Question
Mr. Jones has $4,000 as monthly income. He has $50,000 invested in a portfolio of stocks with an average annual return of 6%. Mr. Jones
Mr. Jones has $4,000 as monthly income. He has $50,000 invested in a portfolio of stocks with an average annual return of 6%. Mr. Jones wants to buy a house and he has narrowed down his choices to two houses. House A is $400,000 and House B is $209,900.
If Mr. Jones buys House A with a 30-year fix-rate mortgage plan, his estimated monthly principal, and interest payment will be about $2,398.20 (not including insurance or PMI). Since Mr. Jones did not put any money down, he has to pay $80 as monthly private mortgage insurance with a property tax of $6000 annually.
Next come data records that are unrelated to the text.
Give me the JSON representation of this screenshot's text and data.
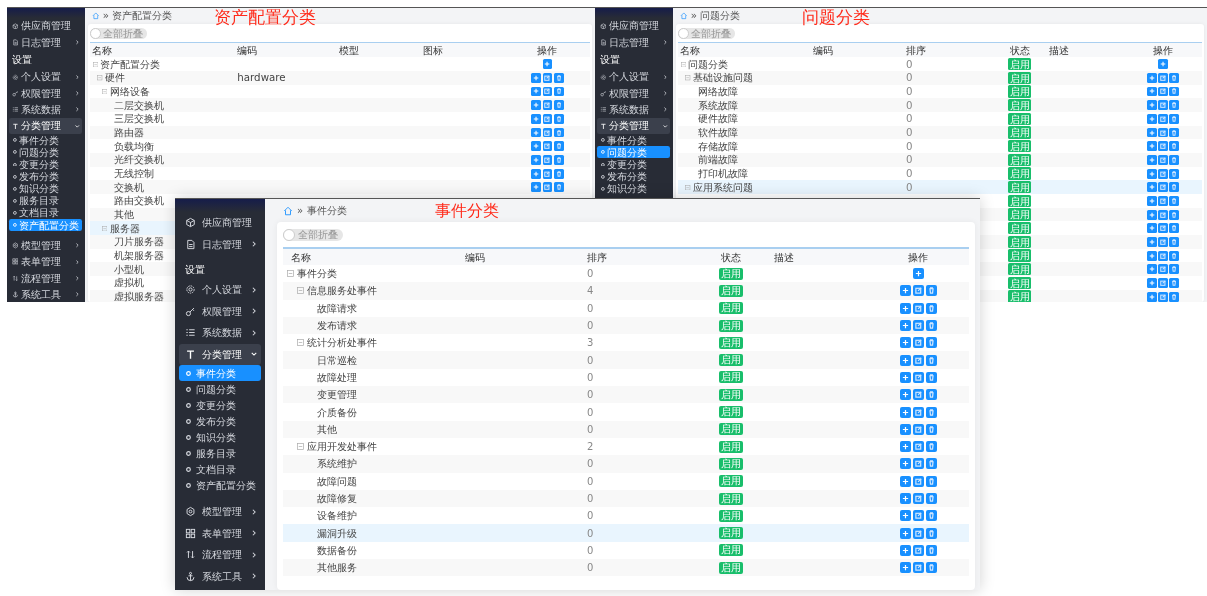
{
  "windows": [
    {
      "annotation": "资产配置分类",
      "breadcrumb": {
        "separator": "»",
        "current": "资产配置分类"
      },
      "toggle": {
        "label": "全部折叠",
        "on": false
      },
      "sidebar": [
        {
          "kind": "menu",
          "label": "供应商管理"
        },
        {
          "kind": "menu",
          "label": "日志管理",
          "expanded": false
        },
        {
          "kind": "section",
          "label": "设置"
        },
        {
          "kind": "menu",
          "label": "个人设置",
          "expanded": false
        },
        {
          "kind": "menu",
          "label": "权限管理",
          "expanded": false
        },
        {
          "kind": "menu",
          "label": "系统数据",
          "expanded": false
        },
        {
          "kind": "menu",
          "label": "分类管理",
          "expanded": true,
          "children": [
            {
              "label": "事件分类",
              "selected": false
            },
            {
              "label": "问题分类",
              "selected": false
            },
            {
              "label": "变更分类",
              "selected": false
            },
            {
              "label": "发布分类",
              "selected": false
            },
            {
              "label": "知识分类",
              "selected": false
            },
            {
              "label": "服务目录",
              "selected": false
            },
            {
              "label": "文档目录",
              "selected": false
            },
            {
              "label": "资产配置分类",
              "selected": true
            }
          ]
        },
        {
          "kind": "menu",
          "label": "模型管理",
          "expanded": false
        },
        {
          "kind": "menu",
          "label": "表单管理",
          "expanded": false
        },
        {
          "kind": "menu",
          "label": "流程管理",
          "expanded": false
        },
        {
          "kind": "menu",
          "label": "系统工具",
          "expanded": false
        }
      ],
      "table": {
        "columns": [
          {
            "label": "名称",
            "kind": "name"
          },
          {
            "label": "编码",
            "kind": "code"
          },
          {
            "label": "模型",
            "kind": "text"
          },
          {
            "label": "图标",
            "kind": "text"
          },
          {
            "label": "操作",
            "kind": "actions"
          }
        ],
        "rows": [
          {
            "name": "资产配置分类",
            "expanded": true,
            "highlighted": false,
            "actions": [
              {
                "kind": "add"
              }
            ],
            "children": [
              {
                "name": "硬件",
                "code": "hardware",
                "expanded": true,
                "highlighted": false,
                "actions": [
                  {
                    "kind": "add"
                  },
                  {
                    "kind": "edit"
                  },
                  {
                    "kind": "delete"
                  }
                ],
                "children": [
                  {
                    "name": "网络设备",
                    "expanded": true,
                    "highlighted": false,
                    "actions": [
                      {
                        "kind": "add"
                      },
                      {
                        "kind": "edit"
                      },
                      {
                        "kind": "delete"
                      }
                    ],
                    "children": [
                      {
                        "name": "二层交换机",
                        "highlighted": false,
                        "actions": [
                          {
                            "kind": "add"
                          },
                          {
                            "kind": "edit"
                          },
                          {
                            "kind": "delete"
                          }
                        ]
                      },
                      {
                        "name": "三层交换机",
                        "highlighted": false,
                        "actions": [
                          {
                            "kind": "add"
                          },
                          {
                            "kind": "edit"
                          },
                          {
                            "kind": "delete"
                          }
                        ]
                      },
                      {
                        "name": "路由器",
                        "highlighted": false,
                        "actions": [
                          {
                            "kind": "add"
                          },
                          {
                            "kind": "edit"
                          },
                          {
                            "kind": "delete"
                          }
                        ]
                      },
                      {
                        "name": "负载均衡",
                        "highlighted": false,
                        "actions": [
                          {
                            "kind": "add"
                          },
                          {
                            "kind": "edit"
                          },
                          {
                            "kind": "delete"
                          }
                        ]
                      },
                      {
                        "name": "光纤交换机",
                        "highlighted": false,
                        "actions": [
                          {
                            "kind": "add"
                          },
                          {
                            "kind": "edit"
                          },
                          {
                            "kind": "delete"
                          }
                        ]
                      },
                      {
                        "name": "无线控制",
                        "highlighted": false,
                        "actions": [
                          {
                            "kind": "add"
                          },
                          {
                            "kind": "edit"
                          },
                          {
                            "kind": "delete"
                          }
                        ]
                      },
                      {
                        "name": "交换机",
                        "highlighted": false,
                        "actions": [
                          {
                            "kind": "add"
                          },
                          {
                            "kind": "edit"
                          },
                          {
                            "kind": "delete"
                          }
                        ]
                      },
                      {
                        "name": "路由交换机",
                        "highlighted": false
                      },
                      {
                        "name": "其他",
                        "highlighted": false
                      }
                    ]
                  },
                  {
                    "name": "服务器",
                    "expanded": true,
                    "highlighted": true,
                    "children": [
                      {
                        "name": "刀片服务器",
                        "highlighted": false
                      },
                      {
                        "name": "机架服务器",
                        "highlighted": false
                      },
                      {
                        "name": "小型机",
                        "highlighted": false
                      },
                      {
                        "name": "虚拟机",
                        "highlighted": false
                      },
                      {
                        "name": "虚拟服务器",
                        "highlighted": false
                      }
                    ]
                  }
                ]
              }
            ]
          }
        ]
      }
    },
    {
      "annotation": "问题分类",
      "breadcrumb": {
        "separator": "»",
        "current": "问题分类"
      },
      "toggle": {
        "label": "全部折叠",
        "on": false
      },
      "sidebar": [
        {
          "kind": "menu",
          "label": "供应商管理"
        },
        {
          "kind": "menu",
          "label": "日志管理",
          "expanded": false
        },
        {
          "kind": "section",
          "label": "设置"
        },
        {
          "kind": "menu",
          "label": "个人设置",
          "expanded": false
        },
        {
          "kind": "menu",
          "label": "权限管理",
          "expanded": false
        },
        {
          "kind": "menu",
          "label": "系统数据",
          "expanded": false
        },
        {
          "kind": "menu",
          "label": "分类管理",
          "expanded": true,
          "children": [
            {
              "label": "事件分类",
              "selected": false
            },
            {
              "label": "问题分类",
              "selected": true
            },
            {
              "label": "变更分类",
              "selected": false
            },
            {
              "label": "发布分类",
              "selected": false
            },
            {
              "label": "知识分类",
              "selected": false
            }
          ]
        }
      ],
      "table": {
        "columns": [
          {
            "label": "名称",
            "kind": "name"
          },
          {
            "label": "编码",
            "kind": "code"
          },
          {
            "label": "排序",
            "kind": "sort"
          },
          {
            "label": "状态",
            "kind": "status"
          },
          {
            "label": "描述",
            "kind": "text"
          },
          {
            "label": "操作",
            "kind": "actions"
          }
        ],
        "rows": [
          {
            "name": "问题分类",
            "sort": "0",
            "status": "启用",
            "expanded": true,
            "highlighted": false,
            "actions": [
              {
                "kind": "add"
              }
            ],
            "children": [
              {
                "name": "基础设施问题",
                "sort": "0",
                "status": "启用",
                "expanded": true,
                "highlighted": false,
                "actions": [
                  {
                    "kind": "add"
                  },
                  {
                    "kind": "edit"
                  },
                  {
                    "kind": "delete"
                  }
                ],
                "children": [
                  {
                    "name": "网络故障",
                    "sort": "0",
                    "status": "启用",
                    "highlighted": false,
                    "actions": [
                      {
                        "kind": "add"
                      },
                      {
                        "kind": "edit"
                      },
                      {
                        "kind": "delete"
                      }
                    ]
                  },
                  {
                    "name": "系统故障",
                    "sort": "0",
                    "status": "启用",
                    "highlighted": false,
                    "actions": [
                      {
                        "kind": "add"
                      },
                      {
                        "kind": "edit"
                      },
                      {
                        "kind": "delete"
                      }
                    ]
                  },
                  {
                    "name": "硬件故障",
                    "sort": "0",
                    "status": "启用",
                    "highlighted": false,
                    "actions": [
                      {
                        "kind": "add"
                      },
                      {
                        "kind": "edit"
                      },
                      {
                        "kind": "delete"
                      }
                    ]
                  },
                  {
                    "name": "软件故障",
                    "sort": "0",
                    "status": "启用",
                    "highlighted": false,
                    "actions": [
                      {
                        "kind": "add"
                      },
                      {
                        "kind": "edit"
                      },
                      {
                        "kind": "delete"
                      }
                    ]
                  },
                  {
                    "name": "存储故障",
                    "sort": "0",
                    "status": "启用",
                    "highlighted": false,
                    "actions": [
                      {
                        "kind": "add"
                      },
                      {
                        "kind": "edit"
                      },
                      {
                        "kind": "delete"
                      }
                    ]
                  },
                  {
                    "name": "前端故障",
                    "sort": "0",
                    "status": "启用",
                    "highlighted": false,
                    "actions": [
                      {
                        "kind": "add"
                      },
                      {
                        "kind": "edit"
                      },
                      {
                        "kind": "delete"
                      }
                    ]
                  },
                  {
                    "name": "打印机故障",
                    "sort": "0",
                    "status": "启用",
                    "highlighted": false,
                    "actions": [
                      {
                        "kind": "add"
                      },
                      {
                        "kind": "edit"
                      },
                      {
                        "kind": "delete"
                      }
                    ]
                  }
                ]
              },
              {
                "name": "应用系统问题",
                "sort": "0",
                "status": "启用",
                "expanded": true,
                "highlighted": true,
                "actions": [
                  {
                    "kind": "add"
                  },
                  {
                    "kind": "edit"
                  },
                  {
                    "kind": "delete"
                  }
                ],
                "children": [
                  {
                    "status": "启用",
                    "highlighted": false,
                    "actions": [
                      {
                        "kind": "add"
                      },
                      {
                        "kind": "edit"
                      },
                      {
                        "kind": "delete"
                      }
                    ]
                  },
                  {
                    "status": "启用",
                    "highlighted": false,
                    "actions": [
                      {
                        "kind": "add"
                      },
                      {
                        "kind": "edit"
                      },
                      {
                        "kind": "delete"
                      }
                    ]
                  },
                  {
                    "status": "启用",
                    "highlighted": false,
                    "actions": [
                      {
                        "kind": "add"
                      },
                      {
                        "kind": "edit"
                      },
                      {
                        "kind": "delete"
                      }
                    ]
                  },
                  {
                    "status": "启用",
                    "highlighted": false,
                    "actions": [
                      {
                        "kind": "add"
                      },
                      {
                        "kind": "edit"
                      },
                      {
                        "kind": "delete"
                      }
                    ]
                  },
                  {
                    "status": "启用",
                    "highlighted": false,
                    "actions": [
                      {
                        "kind": "add"
                      },
                      {
                        "kind": "edit"
                      },
                      {
                        "kind": "delete"
                      }
                    ]
                  },
                  {
                    "status": "启用",
                    "highlighted": false,
                    "actions": [
                      {
                        "kind": "add"
                      },
                      {
                        "kind": "edit"
                      },
                      {
                        "kind": "delete"
                      }
                    ]
                  },
                  {
                    "status": "启用",
                    "highlighted": false,
                    "actions": [
                      {
                        "kind": "add"
                      },
                      {
                        "kind": "edit"
                      },
                      {
                        "kind": "delete"
                      }
                    ]
                  },
                  {
                    "status": "启用",
                    "highlighted": false,
                    "actions": [
                      {
                        "kind": "add"
                      },
                      {
                        "kind": "edit"
                      },
                      {
                        "kind": "delete"
                      }
                    ]
                  }
                ]
              }
            ]
          }
        ]
      }
    },
    {
      "annotation": "事件分类",
      "breadcrumb": {
        "separator": "»",
        "current": "事件分类"
      },
      "toggle": {
        "label": "全部折叠",
        "on": false
      },
      "sidebar": [
        {
          "kind": "menu",
          "label": "供应商管理"
        },
        {
          "kind": "menu",
          "label": "日志管理",
          "expanded": false
        },
        {
          "kind": "section",
          "label": "设置"
        },
        {
          "kind": "menu",
          "label": "个人设置",
          "expanded": false
        },
        {
          "kind": "menu",
          "label": "权限管理",
          "expanded": false
        },
        {
          "kind": "menu",
          "label": "系统数据",
          "expanded": false
        },
        {
          "kind": "menu",
          "label": "分类管理",
          "expanded": true,
          "children": [
            {
              "label": "事件分类",
              "selected": true
            },
            {
              "label": "问题分类",
              "selected": false
            },
            {
              "label": "变更分类",
              "selected": false
            },
            {
              "label": "发布分类",
              "selected": false
            },
            {
              "label": "知识分类",
              "selected": false
            },
            {
              "label": "服务目录",
              "selected": false
            },
            {
              "label": "文档目录",
              "selected": false
            },
            {
              "label": "资产配置分类",
              "selected": false
            }
          ]
        },
        {
          "kind": "menu",
          "label": "模型管理",
          "expanded": false
        },
        {
          "kind": "menu",
          "label": "表单管理",
          "expanded": false
        },
        {
          "kind": "menu",
          "label": "流程管理",
          "expanded": false
        },
        {
          "kind": "menu",
          "label": "系统工具",
          "expanded": false
        }
      ],
      "table": {
        "columns": [
          {
            "label": "名称",
            "kind": "name"
          },
          {
            "label": "编码",
            "kind": "code"
          },
          {
            "label": "排序",
            "kind": "sort"
          },
          {
            "label": "状态",
            "kind": "status"
          },
          {
            "label": "描述",
            "kind": "text"
          },
          {
            "label": "操作",
            "kind": "actions"
          }
        ],
        "rows": [
          {
            "name": "事件分类",
            "sort": "0",
            "status": "启用",
            "expanded": true,
            "highlighted": false,
            "actions": [
              {
                "kind": "add"
              }
            ],
            "children": [
              {
                "name": "信息服务处事件",
                "sort": "4",
                "status": "启用",
                "expanded": true,
                "highlighted": false,
                "actions": [
                  {
                    "kind": "add"
                  },
                  {
                    "kind": "edit"
                  },
                  {
                    "kind": "delete"
                  }
                ],
                "children": [
                  {
                    "name": "故障请求",
                    "sort": "0",
                    "status": "启用",
                    "highlighted": false,
                    "actions": [
                      {
                        "kind": "add"
                      },
                      {
                        "kind": "edit"
                      },
                      {
                        "kind": "delete"
                      }
                    ]
                  },
                  {
                    "name": "发布请求",
                    "sort": "0",
                    "status": "启用",
                    "highlighted": false,
                    "actions": [
                      {
                        "kind": "add"
                      },
                      {
                        "kind": "edit"
                      },
                      {
                        "kind": "delete"
                      }
                    ]
                  }
                ]
              },
              {
                "name": "统计分析处事件",
                "sort": "3",
                "status": "启用",
                "expanded": true,
                "highlighted": false,
                "actions": [
                  {
                    "kind": "add"
                  },
                  {
                    "kind": "edit"
                  },
                  {
                    "kind": "delete"
                  }
                ],
                "children": [
                  {
                    "name": "日常巡检",
                    "sort": "0",
                    "status": "启用",
                    "highlighted": false,
                    "actions": [
                      {
                        "kind": "add"
                      },
                      {
                        "kind": "edit"
                      },
                      {
                        "kind": "delete"
                      }
                    ]
                  },
                  {
                    "name": "故障处理",
                    "sort": "0",
                    "status": "启用",
                    "highlighted": false,
                    "actions": [
                      {
                        "kind": "add"
                      },
                      {
                        "kind": "edit"
                      },
                      {
                        "kind": "delete"
                      }
                    ]
                  },
                  {
                    "name": "变更管理",
                    "sort": "0",
                    "status": "启用",
                    "highlighted": false,
                    "actions": [
                      {
                        "kind": "add"
                      },
                      {
                        "kind": "edit"
                      },
                      {
                        "kind": "delete"
                      }
                    ]
                  },
                  {
                    "name": "介质备份",
                    "sort": "0",
                    "status": "启用",
                    "highlighted": false,
                    "actions": [
                      {
                        "kind": "add"
                      },
                      {
                        "kind": "edit"
                      },
                      {
                        "kind": "delete"
                      }
                    ]
                  },
                  {
                    "name": "其他",
                    "sort": "0",
                    "status": "启用",
                    "highlighted": false,
                    "actions": [
                      {
                        "kind": "add"
                      },
                      {
                        "kind": "edit"
                      },
                      {
                        "kind": "delete"
                      }
                    ]
                  }
                ]
              },
              {
                "name": "应用开发处事件",
                "sort": "2",
                "status": "启用",
                "expanded": true,
                "highlighted": false,
                "actions": [
                  {
                    "kind": "add"
                  },
                  {
                    "kind": "edit"
                  },
                  {
                    "kind": "delete"
                  }
                ],
                "children": [
                  {
                    "name": "系统维护",
                    "sort": "0",
                    "status": "启用",
                    "highlighted": false,
                    "actions": [
                      {
                        "kind": "add"
                      },
                      {
                        "kind": "edit"
                      },
                      {
                        "kind": "delete"
                      }
                    ]
                  },
                  {
                    "name": "故障问题",
                    "sort": "0",
                    "status": "启用",
                    "highlighted": false,
                    "actions": [
                      {
                        "kind": "add"
                      },
                      {
                        "kind": "edit"
                      },
                      {
                        "kind": "delete"
                      }
                    ]
                  },
                  {
                    "name": "故障修复",
                    "sort": "0",
                    "status": "启用",
                    "highlighted": false,
                    "actions": [
                      {
                        "kind": "add"
                      },
                      {
                        "kind": "edit"
                      },
                      {
                        "kind": "delete"
                      }
                    ]
                  },
                  {
                    "name": "设备维护",
                    "sort": "0",
                    "status": "启用",
                    "highlighted": false,
                    "actions": [
                      {
                        "kind": "add"
                      },
                      {
                        "kind": "edit"
                      },
                      {
                        "kind": "delete"
                      }
                    ]
                  },
                  {
                    "name": "漏洞升级",
                    "sort": "0",
                    "status": "启用",
                    "highlighted": true,
                    "actions": [
                      {
                        "kind": "add"
                      },
                      {
                        "kind": "edit"
                      },
                      {
                        "kind": "delete"
                      }
                    ]
                  },
                  {
                    "name": "数据备份",
                    "sort": "0",
                    "status": "启用",
                    "highlighted": false,
                    "actions": [
                      {
                        "kind": "add"
                      },
                      {
                        "kind": "edit"
                      },
                      {
                        "kind": "delete"
                      }
                    ]
                  },
                  {
                    "name": "其他服务",
                    "sort": "0",
                    "status": "启用",
                    "highlighted": false,
                    "actions": [
                      {
                        "kind": "add"
                      },
                      {
                        "kind": "edit"
                      },
                      {
                        "kind": "delete"
                      }
                    ]
                  }
                ]
              }
            ]
          }
        ]
      }
    }
  ]
}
Mr. Jones monthly PITI will be $2978.20 (2398.20 + 80 + 6000/12). However, one of Mr. Jones friends says that House A has a big potential for value increase. He suggests that Mr. Jones take an interest-only mortgage. If Mr. Jones were to take this option, his monthly PITI will be about $2,580 (total interest paid per year = 400,000*6% = 24,000, hence monthly mortgage payment = $24,000/12= 2000, PITI= 2000 +80+6000/12 = $2580). With an interest only period of 7 years, Mr. Jones will have a monthly PITI of $2,000.00.
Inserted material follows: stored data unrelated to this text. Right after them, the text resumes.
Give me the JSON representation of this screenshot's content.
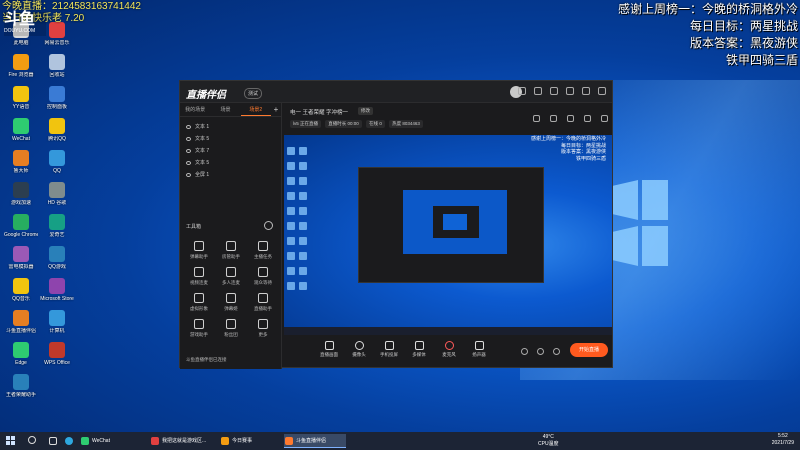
{
  "overlay": {
    "top_left_line1": "今晚直播：2124583163741442",
    "top_left_line2": "当日是快乐老 7.20",
    "douyu_logo": "斗鱼",
    "douyu_sub": "DOUYU.COM",
    "right_lines": [
      "感谢上周榜一：今晚的桥洞格外冷",
      "每日目标：两星挑战",
      "版本答案：黑夜游侠",
      "铁甲四骑三盾"
    ]
  },
  "desktop_icons": [
    {
      "label": "此电脑",
      "color": "#d9d9d9"
    },
    {
      "label": "网易云音乐",
      "color": "#e04040"
    },
    {
      "label": "Fire 浏览器",
      "color": "#f39c12"
    },
    {
      "label": "回收站",
      "color": "#b0c4de"
    },
    {
      "label": "YY语音",
      "color": "#f1c40f"
    },
    {
      "label": "控制面板",
      "color": "#3a7bd5"
    },
    {
      "label": "WeChat",
      "color": "#2ecc71"
    },
    {
      "label": "腾讯QQ",
      "color": "#f1c40f"
    },
    {
      "label": "鲁大师",
      "color": "#e67e22"
    },
    {
      "label": "QQ",
      "color": "#3498db"
    },
    {
      "label": "游戏加速",
      "color": "#2c3e50"
    },
    {
      "label": "HD 谷歌",
      "color": "#7f8c8d"
    },
    {
      "label": "Google Chrome",
      "color": "#27ae60"
    },
    {
      "label": "爱奇艺",
      "color": "#16a085"
    },
    {
      "label": "雷电模拟器",
      "color": "#9b59b6"
    },
    {
      "label": "QQ游戏",
      "color": "#2980b9"
    },
    {
      "label": "QQ音乐",
      "color": "#f1c40f"
    },
    {
      "label": "Microsoft Store",
      "color": "#8e44ad"
    },
    {
      "label": "斗鱼直播伴侣",
      "color": "#e67e22"
    },
    {
      "label": "计算机",
      "color": "#3498db"
    },
    {
      "label": "Edge",
      "color": "#2ecc71"
    },
    {
      "label": "WPS Office",
      "color": "#c0392b"
    },
    {
      "label": "王者荣耀助手",
      "color": "#2980b9"
    }
  ],
  "app": {
    "logo": "直播伴侣",
    "badge": "测试",
    "tabs": [
      "我的场景",
      "场景",
      "场景2"
    ],
    "active_tab": 2,
    "add_tab": "+",
    "scenes": [
      "文本 1",
      "文本 5",
      "文本 7",
      "文本 5",
      "全屏 1"
    ],
    "tools_title": "工具箱",
    "tools": [
      "弹幕助手",
      "房管助手",
      "主播任务",
      "视频连麦",
      "多人连麦",
      "观众等待",
      "虚拟形象",
      "弹幕姬",
      "直播助手",
      "游戏助手",
      "粉丝团",
      "更多"
    ],
    "status": "斗鱼直播伴侣已连接",
    "stream_title": "电一 王者荣耀 字冲榜一",
    "title_tag": "修改",
    "stats": [
      "lv5 正在直播",
      "直播时长 00:00",
      "在线 0",
      "热度 8034463"
    ],
    "bottom_items": [
      "直播画面",
      "摄像头",
      "手机投屏",
      "多媒体",
      "麦克风",
      "扬声器"
    ],
    "start_button": "开始直播",
    "preview_overlay": [
      "感谢上周榜一：今晚的桥洞格外冷",
      "每日目标：两星挑战",
      "版本答案：黑夜游侠",
      "铁甲四骑三盾"
    ]
  },
  "taskbar": {
    "items": [
      "WeChat",
      "我把这就是游戏区...",
      "今日赛事",
      "斗鱼直播伴侣"
    ],
    "temp": "49°C",
    "temp_label": "CPU温度",
    "time": "5:52",
    "date": "2021/7/29"
  }
}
If Mr. Jones decides to purchase House B with a 30-year fix-rate mortgage, his estimated monthly payment will be about $1,258.46 (not including property insurance or PMI)
5. Because he did not put any money down, he has to pay $50 as private mortgage insurance. The property tax for House B is $3000 annually. What will be Mr. Jones monthly PITI?
6. If Mr. Jones puts $40,000 as a down payment, he does not need to pay private mortgage insurance. Should he do so?
7. If Mr. Jones asks your advice about which house he should buy and what mortgage should he take, what will be your suggestion?